Looks like the Euro and pound are trading about the same. On today’s exchange rates, the Dollar would only buy 0.64 Euros and 0.51 pounds.
#4 Clumpy on May 15th, 2008Maybe I’m just tired, but I’ve wracked my brain trying to figure out what an “alternative currency” is. Are you referring to something like the gold standard, or did I miss entirely?
Clumpy,
As currencies are nothing more than stores of wealth (promises of redemption to demand the services/goods of another), they can take many forms. Historically they have been shells, tree bark, and other things that at the time were seen as valuable, limited in quantity, as storable by those that used them.
Gold/silver have long fit the mark. Since their supply is not easily able to be altered by those in power, they are a hedge against inflation. Looking at historical charts clearly indicate their ability to preserve wealth while the dollar declines.

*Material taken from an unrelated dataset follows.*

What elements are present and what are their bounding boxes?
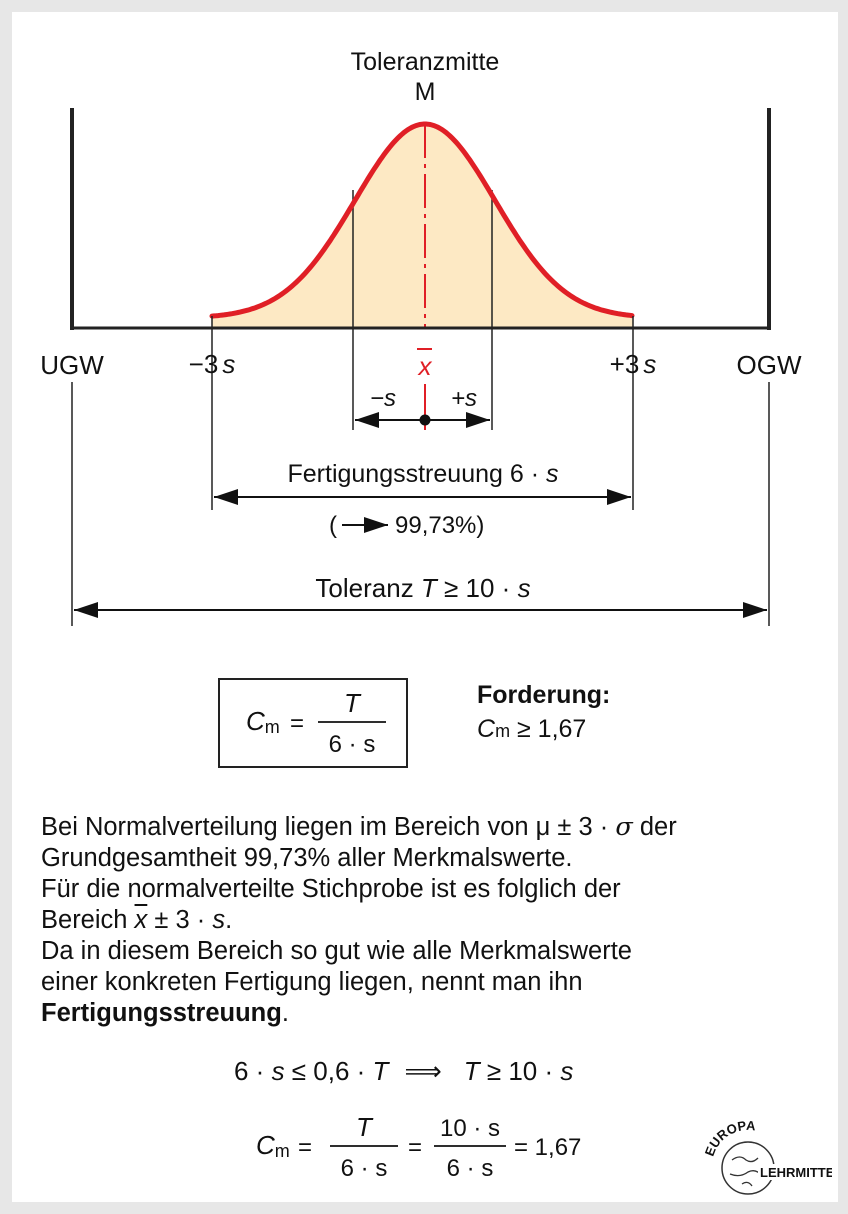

But when I speak of alternative currencies, I not only refer to gold/silver, but any form of preserving one’s wealth. This might be the euro, or it might be a few bushels of wheat. Whatever the commodity, it should be something that will have demand down the road, so if you desire, you can get rid of it and acquire something else (the purpose of currency).
#6 Kelly W. on May 15th, 2008I would suggest the currency the world is being based upon today is a barrel of oil.
We can visualize gold or silver being the basis for money, since our Dollar was at one time based upon gold and silver.
When the gold price climbs to $1000 per oz., the ounce of gold stayed the same, being a standard. What fluctuates is the value of the paper money, not the gold. An ounce of gold is the same now as it was in 1913. Gold is something of value that can be standardized and used and recognized everywhere.
I suggest one of those standards today is a barrel of oil. A barrel of oil is the same barrel of oil today as it was in 1913. When the price of a barrel goes up, it only represents the increase in the amount of paper Dollars it takes to purchase it.
A “Dollar” or a “Euro” or a “Pound” is not a standard, and their values fluctuate up or down, whereas the value of gold, silver or oil are constant.
At least that’s the way I see it.
#7 Clumpy on May 15th, 2008Awright, Connor - thanks for clearing that up. I was pretty sure that you were referring to something of that sort.
Any monetary system is merely an illusion that everybody agrees upon, but I too am of the mind that tying money to some physical substance like gold or silver - something that we don’t have the ability to readily create - creates a stabilizing effect and helps keep government from making insane decisions regarding currency. Of course, they love making insane decisions so a return to a physical standard seems unlikely. With the trillions pumping through the world’s economy I’m not even sure that it’s completely possible, but something seems worth a shot.
(Of course, I’m aware that currencies fluctuated, and I hardly have doomsday on my mind for the U.S.)